Jim Davidson gave a VERY entertaining presentation on a new model for the industry. Peppered with comic relief (thanks to the overabundance of adult beverages served the night before by our sponsors) and a $2 bill handed out to each attendee, Jim called for the industry to take a look at how we can set a baseline for the value offered at each point of the industry supply/value chain. He called repeatedly for the $2 transaction. I for one am dying to know what tool he used for the presentation. He showed one of my charts from my last book on the GDS centric industry model and actually blew it up on screen – into smithereens….. I’ll have to remember to ask Jim for credit for the pre-explosion graphic! Anyway, thanks for the $2 Jim. I can use it to cover some of the $200 that Delta charged me to redeem my frequent flyer miles…

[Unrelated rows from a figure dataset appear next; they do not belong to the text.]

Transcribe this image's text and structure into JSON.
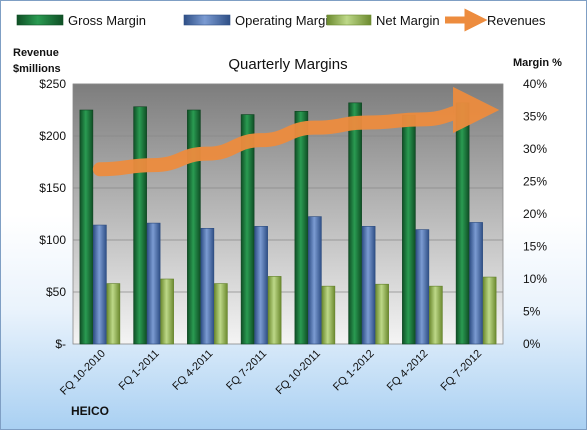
{
  "chart_data": {
    "type": "bar",
    "title": "Quarterly Margins",
    "company": "HEICO",
    "left_axis_label_line1": "Revenue",
    "left_axis_label_line2": "$millions",
    "right_axis_label": "Margin %",
    "left_ylim": [
      0,
      250
    ],
    "left_ticks": [
      0,
      50,
      100,
      150,
      200,
      250
    ],
    "left_tick_labels": [
      "$-",
      "$50",
      "$100",
      "$150",
      "$200",
      "$250"
    ],
    "right_ylim": [
      0,
      40
    ],
    "right_ticks": [
      0,
      5,
      10,
      15,
      20,
      25,
      30,
      35,
      40
    ],
    "right_tick_labels": [
      "0%",
      "5%",
      "10%",
      "15%",
      "20%",
      "25%",
      "30%",
      "35%",
      "40%"
    ],
    "grid": true,
    "legend_position": "top",
    "categories": [
      "FQ 10-2010",
      "FQ 1-2011",
      "FQ 4-2011",
      "FQ 7-2011",
      "FQ 10-2011",
      "FQ 1-2012",
      "FQ 4-2012",
      "FQ 7-2012"
    ],
    "series": [
      {
        "name": "Gross Margin",
        "axis": "right",
        "kind": "bar",
        "color": "#1f7a3c",
        "values": [
          36.0,
          36.5,
          36.0,
          35.3,
          35.8,
          37.1,
          35.2,
          37.1
        ]
      },
      {
        "name": "Operating Margin",
        "axis": "right",
        "kind": "bar",
        "color": "#4f73b3",
        "values": [
          18.3,
          18.6,
          17.8,
          18.1,
          19.6,
          18.1,
          17.6,
          18.7
        ]
      },
      {
        "name": "Net Margin",
        "axis": "right",
        "kind": "bar",
        "color": "#9bbb59",
        "values": [
          9.3,
          10.0,
          9.3,
          10.4,
          8.9,
          9.2,
          8.9,
          10.3
        ]
      },
      {
        "name": "Revenues",
        "axis": "left",
        "kind": "line",
        "color": "#ed8c3e",
        "values": [
          168,
          172,
          183,
          196,
          208,
          213,
          216,
          225
        ]
      }
    ]
  }
}
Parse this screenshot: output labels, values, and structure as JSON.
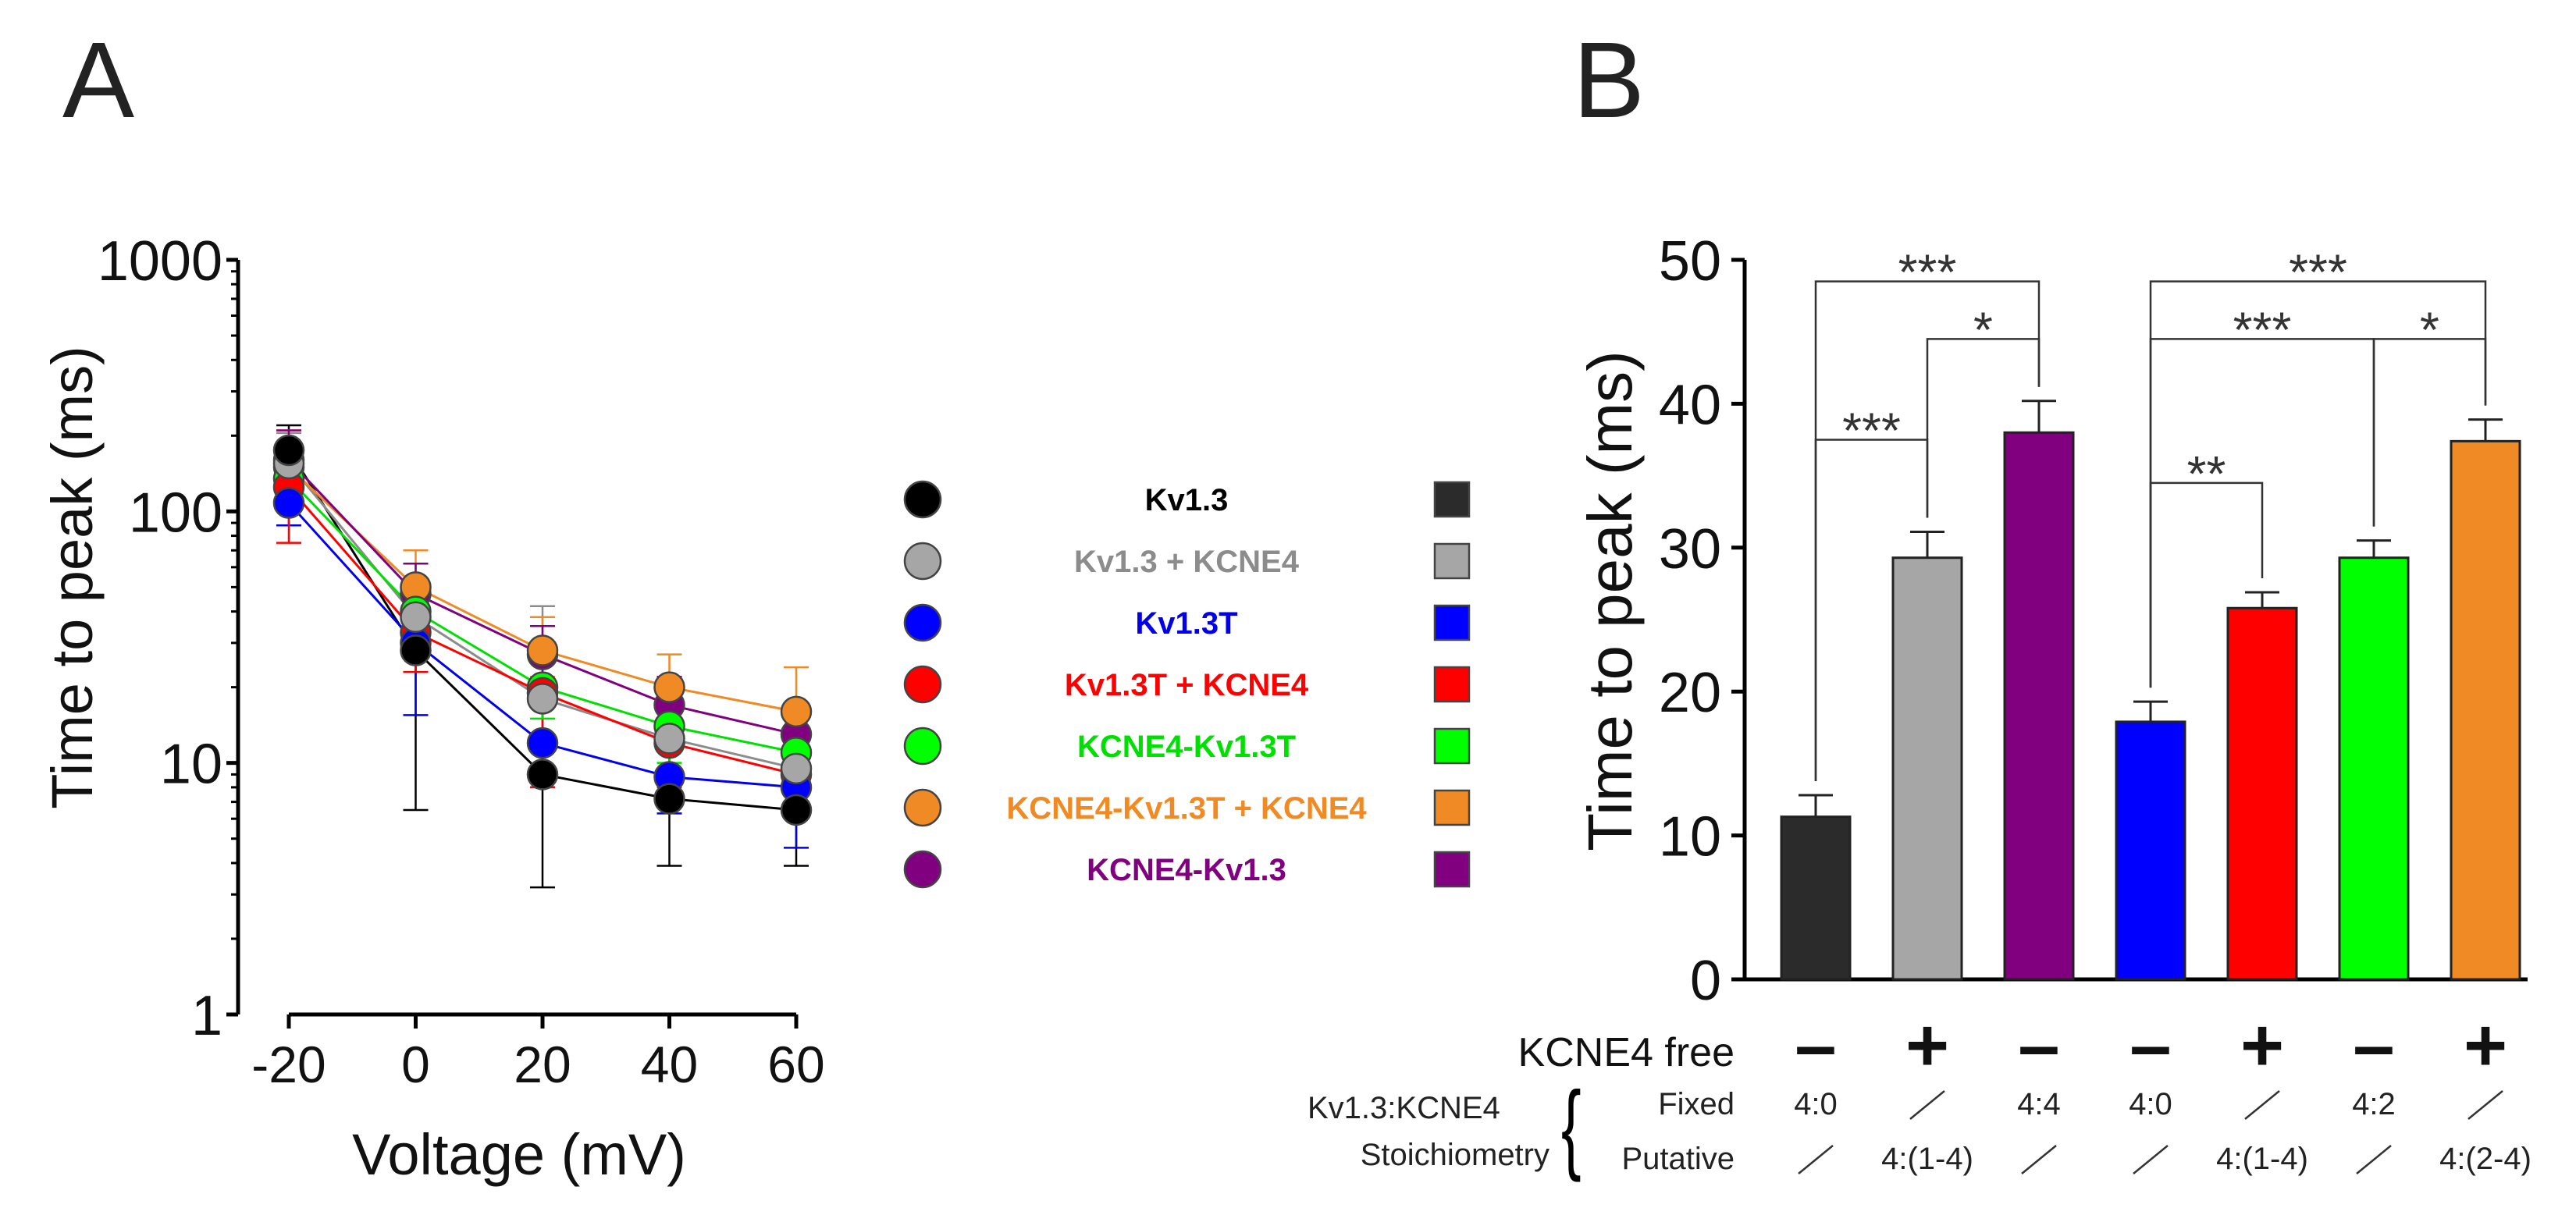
{
  "panels": {
    "a": {
      "letter": "A"
    },
    "b": {
      "letter": "B"
    }
  },
  "legend": {
    "items": [
      {
        "label": "Kv1.3",
        "color": "#000000",
        "fill": "#000000",
        "bar_color": "#2b2b2b"
      },
      {
        "label": "Kv1.3 + KCNE4",
        "color": "#8c8c8c",
        "fill": "#a6a6a6",
        "bar_color": "#a6a6a6"
      },
      {
        "label": "Kv1.3T",
        "color": "#0000ee",
        "fill": "#0000ff",
        "bar_color": "#0000ff"
      },
      {
        "label": "Kv1.3T + KCNE4",
        "color": "#ff0000",
        "fill": "#ff0000",
        "bar_color": "#ff0000"
      },
      {
        "label": "KCNE4-Kv1.3T",
        "color": "#00e000",
        "fill": "#00ff00",
        "bar_color": "#00ff00"
      },
      {
        "label": "KCNE4-Kv1.3T + KCNE4",
        "color": "#f08a24",
        "fill": "#f08a24",
        "bar_color": "#f08a24"
      },
      {
        "label": "KCNE4-Kv1.3",
        "color": "#800080",
        "fill": "#800080",
        "bar_color": "#800080"
      }
    ]
  },
  "row_labels": {
    "kcne4_free": "KCNE4 free",
    "ratio": "Kv1.3:KCNE4",
    "stoich": "Stoichiometry",
    "fixed": "Fixed",
    "putative": "Putative"
  },
  "chart_data": [
    {
      "panel": "A",
      "type": "line",
      "xlabel": "Voltage (mV)",
      "ylabel": "Time to peak (ms)",
      "yscale": "log",
      "xlim": [
        -20,
        60
      ],
      "ylim": [
        1,
        1000
      ],
      "x": [
        -20,
        0,
        20,
        40,
        60
      ],
      "x_ticks": [
        -20,
        0,
        20,
        40,
        60
      ],
      "x_tick_labels": [
        "-20",
        "0",
        "20",
        "40",
        "60"
      ],
      "y_ticks": [
        1,
        10,
        100,
        1000
      ],
      "y_tick_labels": [
        "1",
        "10",
        "100",
        "1000"
      ],
      "series": [
        {
          "name": "Kv1.3",
          "color": "#000000",
          "fill": "#000000",
          "values": [
            175,
            28,
            9,
            7.2,
            6.5
          ],
          "err_lo": [
            60,
            21.5,
            5.8,
            3.3,
            2.6
          ],
          "err_hi": [
            45,
            8,
            3,
            2,
            2
          ]
        },
        {
          "name": "Kv1.3 + KCNE4",
          "color": "#8c8c8c",
          "fill": "#a6a6a6",
          "values": [
            155,
            38,
            18,
            12.5,
            9.5
          ],
          "err_lo": [
            45,
            12,
            6,
            4,
            3
          ],
          "err_hi": [
            50,
            14,
            24,
            6,
            4
          ]
        },
        {
          "name": "Kv1.3T",
          "color": "#0000ee",
          "fill": "#0000ff",
          "values": [
            108,
            30,
            12,
            8.8,
            8
          ],
          "err_lo": [
            20,
            14.5,
            4,
            2.5,
            3.4
          ],
          "err_hi": [
            25,
            10,
            5,
            3,
            2.5
          ]
        },
        {
          "name": "Kv1.3T + KCNE4",
          "color": "#ff0000",
          "fill": "#ff0000",
          "values": [
            125,
            33,
            19,
            12,
            9
          ],
          "err_lo": [
            50,
            10,
            11,
            4,
            3
          ],
          "err_hi": [
            40,
            10,
            6,
            4,
            3
          ]
        },
        {
          "name": "KCNE4-Kv1.3T",
          "color": "#00e000",
          "fill": "#00ff00",
          "values": [
            135,
            40,
            20,
            14,
            11
          ],
          "err_lo": [
            30,
            10,
            5,
            4,
            3
          ],
          "err_hi": [
            40,
            10,
            6,
            4,
            3
          ]
        },
        {
          "name": "KCNE4-Kv1.3T + KCNE4",
          "color": "#f08a24",
          "fill": "#f08a24",
          "values": [
            150,
            50,
            28,
            20,
            16
          ],
          "err_lo": [
            40,
            15,
            6,
            5,
            4
          ],
          "err_hi": [
            60,
            20,
            10,
            7,
            8
          ]
        },
        {
          "name": "KCNE4-Kv1.3",
          "color": "#800080",
          "fill": "#800080",
          "values": [
            160,
            47,
            27,
            17,
            13
          ],
          "err_lo": [
            40,
            12,
            6,
            4,
            3
          ],
          "err_hi": [
            50,
            15,
            8,
            5,
            4
          ]
        }
      ]
    },
    {
      "panel": "B",
      "type": "bar",
      "ylabel": "Time to peak (ms)",
      "ylim": [
        0,
        50
      ],
      "y_ticks": [
        0,
        10,
        20,
        30,
        40,
        50
      ],
      "y_tick_labels": [
        "0",
        "10",
        "20",
        "30",
        "40",
        "50"
      ],
      "categories": [
        "Kv1.3",
        "Kv1.3 + KCNE4",
        "KCNE4-Kv1.3",
        "Kv1.3T",
        "Kv1.3T + KCNE4",
        "KCNE4-Kv1.3T",
        "KCNE4-Kv1.3T + KCNE4"
      ],
      "values": [
        11.3,
        29.3,
        38,
        17.9,
        25.8,
        29.3,
        37.4
      ],
      "errors": [
        1.5,
        1.8,
        2.2,
        1.4,
        1.1,
        1.2,
        1.5
      ],
      "colors": [
        "#2b2b2b",
        "#a6a6a6",
        "#800080",
        "#0000ff",
        "#ff0000",
        "#00ff00",
        "#f08a24"
      ],
      "kcne4_free": [
        "–",
        "+",
        "–",
        "–",
        "+",
        "–",
        "+"
      ],
      "fixed": [
        "4:0",
        "/",
        "4:4",
        "4:0",
        "/",
        "4:2",
        "/"
      ],
      "putative": [
        "/",
        "4:(1-4)",
        "/",
        "/",
        "4:(1-4)",
        "/",
        "4:(2-4)"
      ],
      "significance": [
        {
          "from": 0,
          "to": 2,
          "y": 48.5,
          "label": "***"
        },
        {
          "from": 1,
          "to": 2,
          "y": 44.5,
          "label": "*"
        },
        {
          "from": 0,
          "to": 1,
          "y": 37.5,
          "label": "***"
        },
        {
          "from": 3,
          "to": 6,
          "y": 48.5,
          "label": "***"
        },
        {
          "from": 3,
          "to": 5,
          "y": 44.5,
          "label": "***"
        },
        {
          "from": 5,
          "to": 6,
          "y": 44.5,
          "label": "*"
        },
        {
          "from": 3,
          "to": 4,
          "y": 34.5,
          "label": "**"
        }
      ]
    }
  ]
}
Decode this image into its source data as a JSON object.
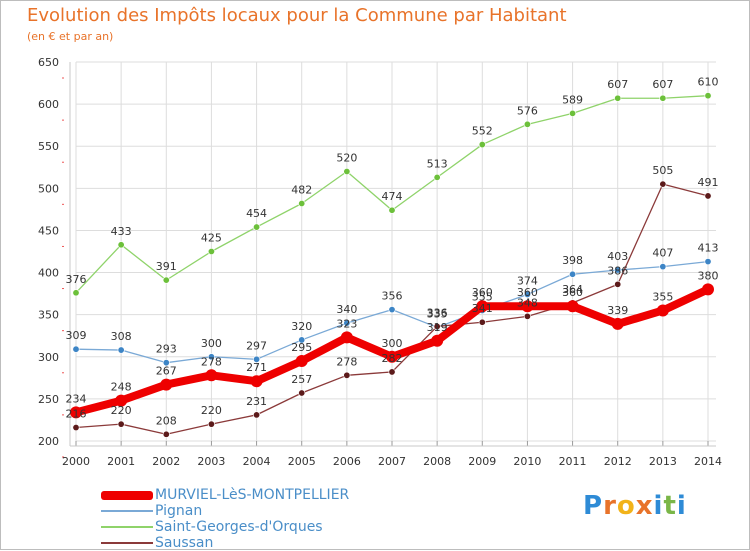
{
  "page": {
    "title": "Evolution des Impôts locaux pour la Commune par Habitant",
    "subtitle": "(en € et par an)"
  },
  "colors": {
    "title": "#e8732a",
    "axis_text": "#333333",
    "legend_text": "#4a8ec8",
    "gridline": "#dddddd"
  },
  "logo": {
    "text": "Proxiti"
  },
  "chart_data": {
    "type": "line",
    "x": [
      "2000",
      "2001",
      "2002",
      "2003",
      "2004",
      "2005",
      "2006",
      "2007",
      "2008",
      "2009",
      "2010",
      "2011",
      "2012",
      "2013",
      "2014"
    ],
    "ylim": [
      200,
      650
    ],
    "yticks": [
      200,
      250,
      300,
      350,
      400,
      450,
      500,
      550,
      600,
      650
    ],
    "grid": true,
    "legend_position": "bottom-left",
    "series": [
      {
        "name": "MURVIEL-LèS-MONTPELLIER",
        "color": "#ee0000",
        "marker_color": "#ee0000",
        "thick": true,
        "values": [
          234,
          248,
          267,
          278,
          271,
          295,
          323,
          300,
          319,
          360,
          360,
          360,
          339,
          355,
          380
        ],
        "labels": [
          "234",
          "248",
          "267",
          "278",
          "271",
          "295",
          "323",
          "300",
          "319",
          "360",
          "360",
          "360",
          "339",
          "355",
          "380"
        ]
      },
      {
        "name": "Pignan",
        "color": "#7aa9d6",
        "marker_color": "#3d85c6",
        "thick": false,
        "values": [
          309,
          308,
          293,
          300,
          297,
          320,
          340,
          356,
          335,
          355,
          374,
          398,
          403,
          407,
          413
        ],
        "labels": [
          "309",
          "308",
          "293",
          "300",
          "297",
          "320",
          "340",
          "356",
          "335",
          "355",
          "374",
          "398",
          "403",
          "407",
          "413"
        ]
      },
      {
        "name": "Saint-Georges-d'Orques",
        "color": "#8fd36a",
        "marker_color": "#6cc03a",
        "thick": false,
        "values": [
          376,
          433,
          391,
          425,
          454,
          482,
          520,
          474,
          513,
          552,
          576,
          589,
          607,
          607,
          610
        ],
        "labels": [
          "376",
          "433",
          "391",
          "425",
          "454",
          "482",
          "520",
          "474",
          "513",
          "552",
          "576",
          "589",
          "607",
          "607",
          "610"
        ]
      },
      {
        "name": "Saussan",
        "color": "#8b3a3a",
        "marker_color": "#5c1a1a",
        "thick": false,
        "values": [
          216,
          220,
          208,
          220,
          231,
          257,
          278,
          282,
          336,
          341,
          348,
          364,
          386,
          505,
          491
        ],
        "labels": [
          "216",
          "220",
          "208",
          "220",
          "231",
          "257",
          "278",
          "282",
          "336",
          "341",
          "348",
          "364",
          "386",
          "505",
          "491"
        ]
      }
    ]
  }
}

Patrick Grady from Rearden flew on the redeye to Cleveland to be on the “hot seat” on stage for 30 minutes of questions from the audience. Patrick is an impressive guy and my favorite quote was him saying that the “highest complement that anyone can pay him is calling him an entrepreneur”. As an extreme entrepreneur myself, that was personally heartwarming! When I asked him how he raised money during the very tough economic times of 2000/2001, he recounted using his own funds to pay payroll and not taking a salary. Well, I can definitely relate to that one! Patrick no longer has such problems. Now he is just focused on innovation on the product front, armed with significant funding (e.g. more than $100m) from Amex and JP Morgan. At least today, those two financial service firms are still alive and going strong. My other favorite quote was Patrick saying that his product mission is to make his product “addictive”. It is refreshing to hear an industry CEO frame everything around the customer, regardless of his motives. Thanks for the candor Patrick and for flying all night to speak to us.
The other panel of the day was the one that I participated on, Emerging Technology. For those who know me, you won’t be surprised that I hammered home my favorite statistic about 85% of all travelers in the US being part of the drive market versus the 15% of the industry that flies. Most attendees of the conference remain obsessed (ok, focused…..) on the air traveler, even in selling other products like hotel rooms. The other panel members were Trip Davis of TRX, Cindy Heston of Thomson and filling in for Rajeev Singh of Concur was Tom DePasquale. I wasn’t taking notes due to being on the stage, but I can tell you that I don’t remember hearing about any innovations coming down the pike that knocked my socks off. That is, unless you count being able to get in your car and say “I’m tired” and “I’m hungry” and having the GPS know from your “electronic twin” that when you are alone you prefer a bed and breakfast and Thai food. Although I didn’t name the RoadEscapes.com site and what we are doing with Panasonic by name (because I promised Jay no commercials!), I think most people knew what I was referring to. It is fun to be on the bleeding edge…..
To be fair, TRX is doing some interesting infrastructure oriented plays – using new technologies for aggregation of data, as is Concur and Cindy at Thomson is using user generated content in ways that make her travelers’ lives easier. Everyone agreed at the end of the day that to get to innovation you have to have investment and a willingness to take risk. Oh and making our products addictive to the customer is a good thing too!
Dave Hilfman was an entertaining, if air centric host/MC and did a superb job of making everyone feel like they were a part of the dialogue versus just being talked to by the talking heads of the normal panels at other conferences. The audience under his guidance was even asking questions of each other. A nice refrain from the normal panel led banter. Thanks Dave.
Thanks so much to Jay and Tim of ProMedia for putting this together and the rest of the ProMedia team for making it such a pleasure. And kudos for picking Cleveland. I was a skeptic, but it was a very nice place to visit! I’m even going to take my husband back to see the Rock N Roll Hall of Fame!
Don’t miss this conference next year!